Inflation with a constant rate of roll

TL;DR

This paper explores a class of inflationary models where the inflaton's rate of roll remains constant, deriving exact potentials and analyzing perturbation behavior, with implications for observational viability of certain inflation scenarios.

Contribution

It provides a general exact solution for constant-roll inflation potentials and analyzes the stability and perturbation growth in these models.

Findings

Exact solutions for constant-roll inflaton potentials.

Growth of curvature perturbations in non-slow evolution scenarios.

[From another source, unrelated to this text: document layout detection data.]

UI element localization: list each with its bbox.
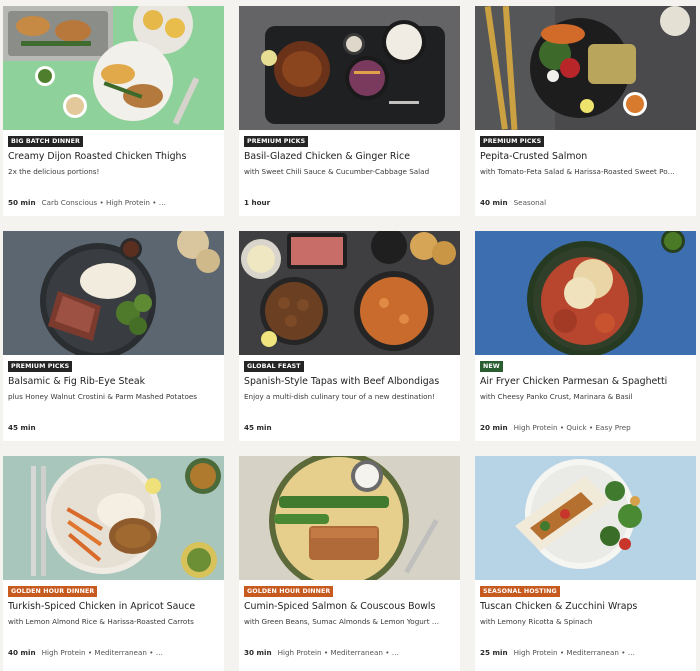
- recipe-title[interactable]: Turkish-Spiced Chicken in Apricot Sauce: [8, 601, 220, 613]
- recipe-tags: High Protein • Mediterranean • …: [277, 648, 399, 657]
- recipe-card[interactable]: SEASONAL HOSTING Tuscan Chicken & Zucchi…: [475, 456, 696, 671]
- recipe-image[interactable]: [3, 231, 224, 355]
- recipe-card[interactable]: PREMIUM PICKS Pepita-Crusted Salmon with…: [475, 6, 696, 216]
- recipe-badge: PREMIUM PICKS: [8, 361, 73, 372]
- recipe-card[interactable]: GLOBAL FEAST Spanish-Style Tapas with Be…: [239, 231, 460, 441]
- recipe-title[interactable]: Cumin-Spiced Salmon & Couscous Bowls: [244, 601, 456, 613]
- recipe-card[interactable]: BIG BATCH DINNER Creamy Dijon Roasted Ch…: [3, 6, 224, 216]
- recipe-image[interactable]: [475, 456, 696, 580]
- recipe-tags: Carb Conscious • High Protein • …: [41, 198, 166, 207]
- recipe-time: 30 min: [244, 648, 272, 657]
- recipe-badge: GOLDEN HOUR DINNER: [8, 586, 98, 597]
- recipe-subtitle: Enjoy a multi-dish culinary tour of a ne…: [244, 392, 435, 401]
- recipe-time: 40 min: [8, 648, 36, 657]
- recipe-subtitle: plus Honey Walnut Crostini & Parm Mashed…: [8, 392, 198, 401]
- recipe-time: 45 min: [244, 423, 272, 432]
- recipe-meta: 40 min Seasonal: [480, 198, 692, 208]
- recipe-card[interactable]: GOLDEN HOUR DINNER Cumin-Spiced Salmon &…: [239, 456, 460, 671]
- recipe-badge: BIG BATCH DINNER: [8, 136, 83, 147]
- recipe-image[interactable]: [239, 231, 460, 355]
- recipe-meta: 45 min: [244, 423, 456, 433]
- recipe-subtitle: 2x the delicious portions!: [8, 167, 100, 176]
- recipe-title[interactable]: Air Fryer Chicken Parmesan & Spaghetti: [480, 376, 692, 388]
- recipe-badge: PREMIUM PICKS: [244, 136, 309, 147]
- recipe-image[interactable]: [3, 456, 224, 580]
- recipe-subtitle: with Cheesy Panko Crust, Marinara & Basi…: [480, 392, 633, 401]
- recipe-tags: High Protein • Quick • Easy Prep: [513, 423, 631, 432]
- recipe-time: 1 hour: [244, 198, 271, 207]
- recipe-title[interactable]: Basil-Glazed Chicken & Ginger Rice: [244, 151, 456, 163]
- recipe-subtitle: with Green Beans, Sumac Almonds & Lemon …: [244, 617, 440, 626]
- recipe-title[interactable]: Creamy Dijon Roasted Chicken Thighs: [8, 151, 220, 163]
- recipe-time: 25 min: [480, 648, 508, 657]
- recipe-image[interactable]: [239, 456, 460, 580]
- recipe-badge: GLOBAL FEAST: [244, 361, 304, 372]
- recipe-badge: PREMIUM PICKS: [480, 136, 545, 147]
- recipe-meta: 25 min High Protein • Mediterranean • …: [480, 648, 692, 658]
- recipe-subtitle: with Lemony Ricotta & Spinach: [480, 617, 593, 626]
- recipe-card[interactable]: PREMIUM PICKS Basil-Glazed Chicken & Gin…: [239, 6, 460, 216]
- recipe-time: 40 min: [480, 198, 508, 207]
- recipe-meta: 40 min High Protein • Mediterranean • …: [8, 648, 220, 658]
- recipe-card[interactable]: GOLDEN HOUR DINNER Turkish-Spiced Chicke…: [3, 456, 224, 671]
- recipe-subtitle: with Tomato-Feta Salad & Harissa-Roasted…: [480, 167, 675, 176]
- recipe-image[interactable]: [475, 231, 696, 355]
- recipe-grid: BIG BATCH DINNER Creamy Dijon Roasted Ch…: [0, 0, 700, 671]
- recipe-image[interactable]: [475, 6, 696, 130]
- recipe-title[interactable]: Tuscan Chicken & Zucchini Wraps: [480, 601, 692, 613]
- recipe-meta: 20 min High Protein • Quick • Easy Prep: [480, 423, 692, 433]
- recipe-subtitle: with Lemon Almond Rice & Harissa-Roasted…: [8, 617, 194, 626]
- recipe-title[interactable]: Spanish-Style Tapas with Beef Albondigas: [244, 376, 456, 388]
- recipe-title[interactable]: Pepita-Crusted Salmon: [480, 151, 692, 163]
- recipe-card[interactable]: NEW Air Fryer Chicken Parmesan & Spaghet…: [475, 231, 696, 441]
- recipe-meta: 45 min: [8, 423, 220, 433]
- recipe-badge: GOLDEN HOUR DINNER: [244, 586, 334, 597]
- recipe-image[interactable]: [239, 6, 460, 130]
- recipe-tags: High Protein • Mediterranean • …: [41, 648, 163, 657]
- recipe-image[interactable]: [3, 6, 224, 130]
- recipe-tags: High Protein • Mediterranean • …: [513, 648, 635, 657]
- recipe-meta: 1 hour: [244, 198, 456, 208]
- recipe-card[interactable]: PREMIUM PICKS Balsamic & Fig Rib-Eye Ste…: [3, 231, 224, 441]
- recipe-badge: SEASONAL HOSTING: [480, 586, 560, 597]
- recipe-time: 20 min: [480, 423, 508, 432]
- recipe-meta: 30 min High Protein • Mediterranean • …: [244, 648, 456, 658]
- recipe-tags: Seasonal: [513, 198, 547, 207]
- recipe-time: 45 min: [8, 423, 36, 432]
- recipe-badge: NEW: [480, 361, 503, 372]
- recipe-meta: 50 min Carb Conscious • High Protein • …: [8, 198, 220, 208]
- recipe-time: 50 min: [8, 198, 36, 207]
- recipe-subtitle: with Sweet Chili Sauce & Cucumber-Cabbag…: [244, 167, 430, 176]
- recipe-title[interactable]: Balsamic & Fig Rib-Eye Steak: [8, 376, 220, 388]
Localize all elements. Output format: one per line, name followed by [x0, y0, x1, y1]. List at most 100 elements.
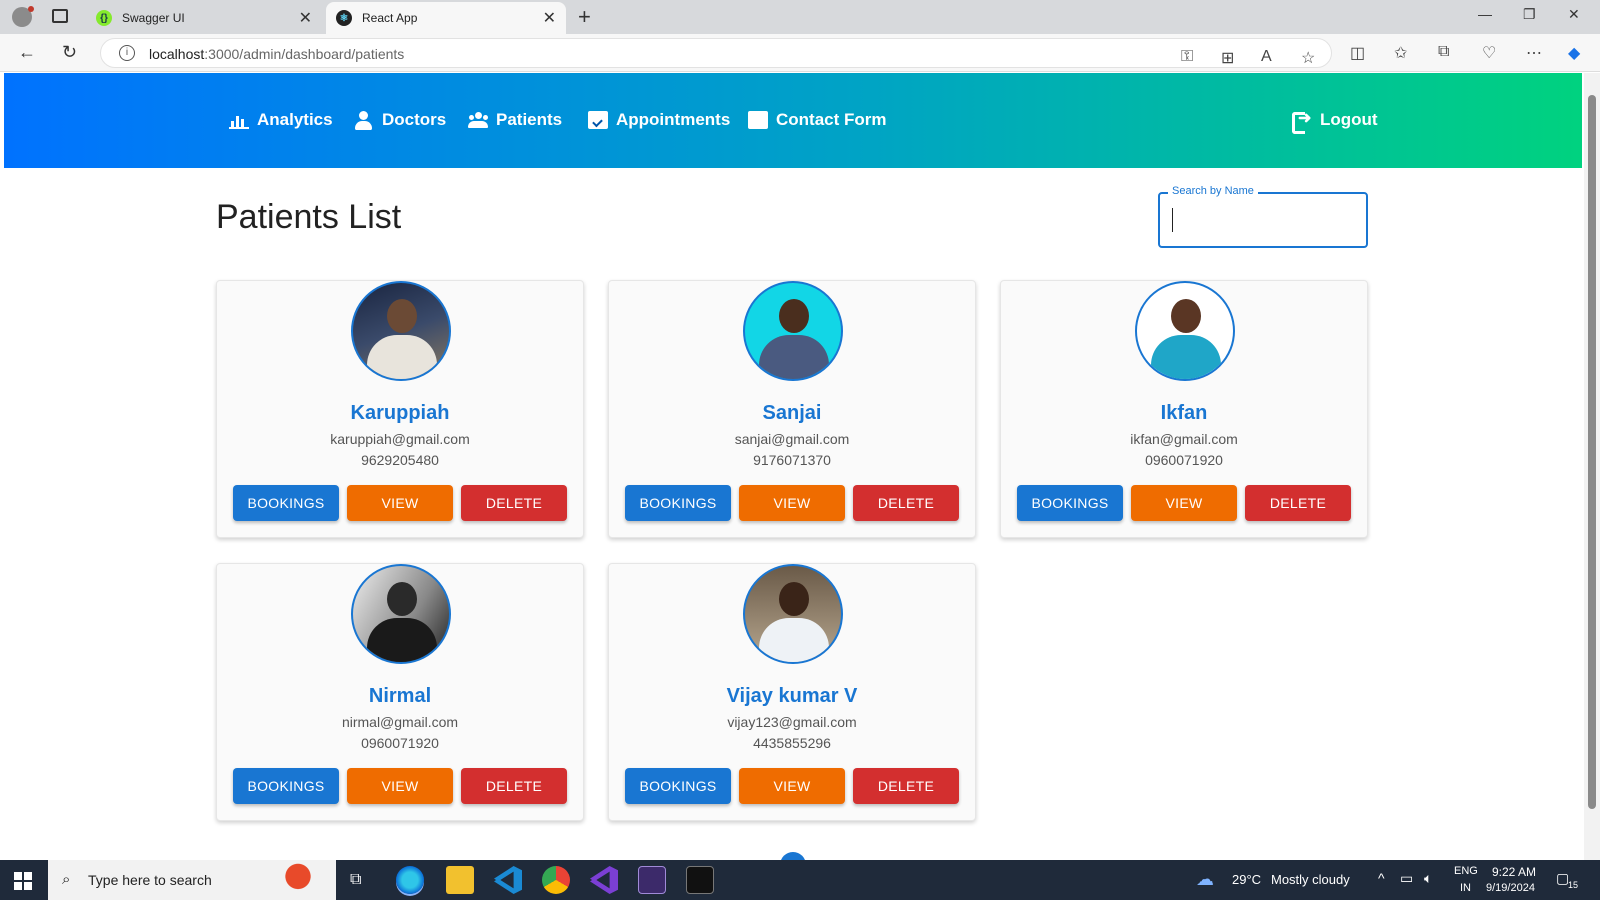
nav-contact-form[interactable]: Contact Form — [748, 110, 887, 130]
apps-icon[interactable]: ⊞ — [1221, 48, 1234, 68]
patient-email: vijay123@gmail.com — [727, 714, 857, 730]
patient-card: Sanjai sanjai@gmail.com 9176071370 BOOKI… — [608, 280, 976, 538]
delete-button[interactable]: DELETE — [461, 768, 567, 804]
taskbar-search-placeholder: Type here to search — [88, 872, 212, 888]
chrome-icon[interactable] — [542, 866, 570, 894]
view-button[interactable]: VIEW — [739, 485, 845, 521]
delete-button[interactable]: DELETE — [1245, 485, 1351, 521]
close-tab-icon[interactable]: ✕ — [543, 8, 556, 28]
nav-label: Doctors — [382, 110, 447, 129]
clock-time[interactable]: 9:22 AM — [1492, 865, 1536, 879]
nav-appointments[interactable]: Appointments — [588, 110, 730, 130]
patient-avatar — [351, 281, 451, 381]
tab-title: Swagger UI — [122, 11, 185, 25]
key-icon[interactable]: ⚿ — [1181, 48, 1193, 66]
tab-title: React App — [362, 11, 418, 25]
volume-icon[interactable]: 🔈︎ — [1424, 870, 1432, 887]
notification-dot — [28, 6, 34, 12]
view-button[interactable]: VIEW — [739, 768, 845, 804]
patient-phone: 0960071920 — [1145, 452, 1223, 468]
browser-essentials-icon[interactable]: ♡ — [1482, 43, 1496, 63]
minimize-icon[interactable]: — — [1478, 6, 1492, 22]
refresh-icon[interactable]: ↻ — [62, 42, 77, 63]
close-tab-icon[interactable]: ✕ — [299, 8, 312, 28]
swagger-favicon-icon: {} — [96, 10, 112, 26]
patient-name: Ikfan — [1160, 402, 1208, 424]
browser-tab-bar: {} Swagger UI ✕ ⚛ React App ✕ + — ❐ ✕ — [0, 0, 1600, 34]
patient-name: Karuppiah — [350, 402, 450, 424]
collections-icon[interactable]: ⧉ — [1438, 43, 1449, 61]
file-explorer-icon[interactable] — [446, 866, 474, 894]
show-hidden-icons-icon[interactable]: ^ — [1378, 870, 1385, 886]
language-indicator[interactable]: ENG — [1454, 865, 1478, 877]
notification-count: 15 — [1568, 880, 1579, 890]
delete-button[interactable]: DELETE — [853, 485, 959, 521]
tab-swagger[interactable]: {} Swagger UI ✕ — [86, 2, 322, 34]
windows-taskbar: ⌕ Type here to search ⧉ ☁ 29°C Mostly cl… — [0, 860, 1600, 900]
patient-email: sanjai@gmail.com — [734, 431, 850, 447]
envelope-open-icon — [748, 111, 768, 129]
patient-email: ikfan@gmail.com — [1130, 431, 1238, 447]
close-window-icon[interactable]: ✕ — [1568, 6, 1580, 23]
logout-label: Logout — [1320, 110, 1378, 129]
search-highlight-icon — [276, 862, 320, 898]
page-scrollbar[interactable] — [1584, 73, 1600, 860]
weather-temp: 29°C — [1232, 872, 1262, 887]
logout-button[interactable]: Logout — [1292, 108, 1378, 134]
bookings-button[interactable]: BOOKINGS — [233, 485, 339, 521]
edge-app-icon[interactable] — [396, 866, 424, 894]
visual-studio-icon[interactable] — [590, 866, 618, 894]
patient-email: karuppiah@gmail.com — [330, 431, 470, 447]
app-navbar: Analytics Doctors Patients Appointments … — [4, 73, 1582, 168]
read-aloud-icon[interactable]: A — [1261, 48, 1272, 66]
terminal-purple-icon[interactable] — [638, 866, 666, 894]
site-info-icon[interactable]: i — [119, 45, 135, 61]
tab-react-app[interactable]: ⚛ React App ✕ — [326, 2, 566, 34]
back-icon[interactable]: ← — [18, 42, 36, 63]
copilot-icon[interactable]: ◆ — [1568, 43, 1580, 63]
nav-analytics[interactable]: Analytics — [229, 110, 333, 130]
address-bar: ← ↻ i localhost:3000/admin/dashboard/pat… — [0, 34, 1600, 72]
url-field[interactable]: i localhost:3000/admin/dashboard/patient… — [100, 38, 1332, 68]
patient-phone: 0960071920 — [361, 735, 439, 751]
calendar-check-icon — [588, 111, 608, 129]
new-tab-icon[interactable]: + — [578, 4, 591, 30]
scrollbar-thumb[interactable] — [1588, 95, 1596, 809]
search-input[interactable] — [1172, 208, 1358, 232]
weather-cloud-icon: ☁ — [1196, 869, 1214, 889]
nav-doctors[interactable]: Doctors — [354, 110, 446, 130]
restore-icon[interactable]: ❐ — [1523, 6, 1536, 23]
view-button[interactable]: VIEW — [347, 768, 453, 804]
task-view-icon[interactable]: ⧉ — [350, 871, 361, 889]
bookings-button[interactable]: BOOKINGS — [625, 485, 731, 521]
favorite-star-icon[interactable]: ☆ — [1301, 48, 1315, 68]
split-screen-icon[interactable]: ◫ — [1350, 43, 1365, 63]
terminal-icon[interactable] — [686, 866, 714, 894]
delete-button[interactable]: DELETE — [461, 485, 567, 521]
bookings-button[interactable]: BOOKINGS — [625, 768, 731, 804]
more-menu-icon[interactable]: ⋯ — [1526, 43, 1542, 63]
react-favicon-icon: ⚛ — [336, 10, 352, 26]
windows-start-icon[interactable] — [14, 872, 32, 890]
patient-email: nirmal@gmail.com — [341, 714, 459, 730]
view-button[interactable]: VIEW — [347, 485, 453, 521]
tab-actions-icon[interactable] — [52, 9, 68, 23]
url-text: localhost:3000/admin/dashboard/patients — [149, 46, 405, 62]
nav-patients[interactable]: Patients — [468, 110, 562, 130]
bookings-button[interactable]: BOOKINGS — [233, 768, 339, 804]
page-title: Patients List — [216, 198, 402, 236]
favorites-icon[interactable]: ✩ — [1394, 43, 1407, 63]
patient-avatar — [743, 564, 843, 664]
taskbar-search[interactable]: ⌕ Type here to search — [48, 860, 336, 900]
vscode-icon[interactable] — [494, 866, 522, 894]
delete-button[interactable]: DELETE — [853, 768, 959, 804]
bookings-button[interactable]: BOOKINGS — [1017, 485, 1123, 521]
patient-name: Vijay kumar V — [726, 685, 858, 707]
search-icon: ⌕ — [62, 871, 71, 888]
patient-card: Vijay kumar V vijay123@gmail.com 4435855… — [608, 563, 976, 821]
network-icon[interactable]: ▭ — [1400, 870, 1413, 887]
bar-chart-icon — [229, 111, 249, 129]
search-field[interactable]: Search by Name — [1158, 185, 1368, 248]
view-button[interactable]: VIEW — [1131, 485, 1237, 521]
patient-phone: 9176071370 — [753, 452, 831, 468]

Viability of quadratic hilltop and natural inflation models with observations.

Abstract

We consider an inflationary scenario where the rate of inflaton roll defined by $\ddot\phi/H\dot \phi$ remains constant. The rate of roll is small for slow-roll inflation, while a generic rate of roll leads to the interesting case of `constant-roll' inflation. We find a general exact solution for the inflaton potential required for such inflaton behaviour. In this model, due to non-slow evolution of background, the would-be decaying mode of linear scalar (curvature) perturbations may not be neglected. It can even grow for some values of the model parameter, while the other mode always remains constant. However, this always occurs for unstable solutions which are not attractors for the given potential. The most interesting particular cases of constant-roll inflation remaining viable with the most recent observational data are quadratic hilltop inflation (with cutoff) and natural inflation (with an additional negative cosmological constant). In these cases even-order slow-roll parameters approach non-negligible constants while the odd ones are asymptotically vanishing in the quasi-de Sitter regime.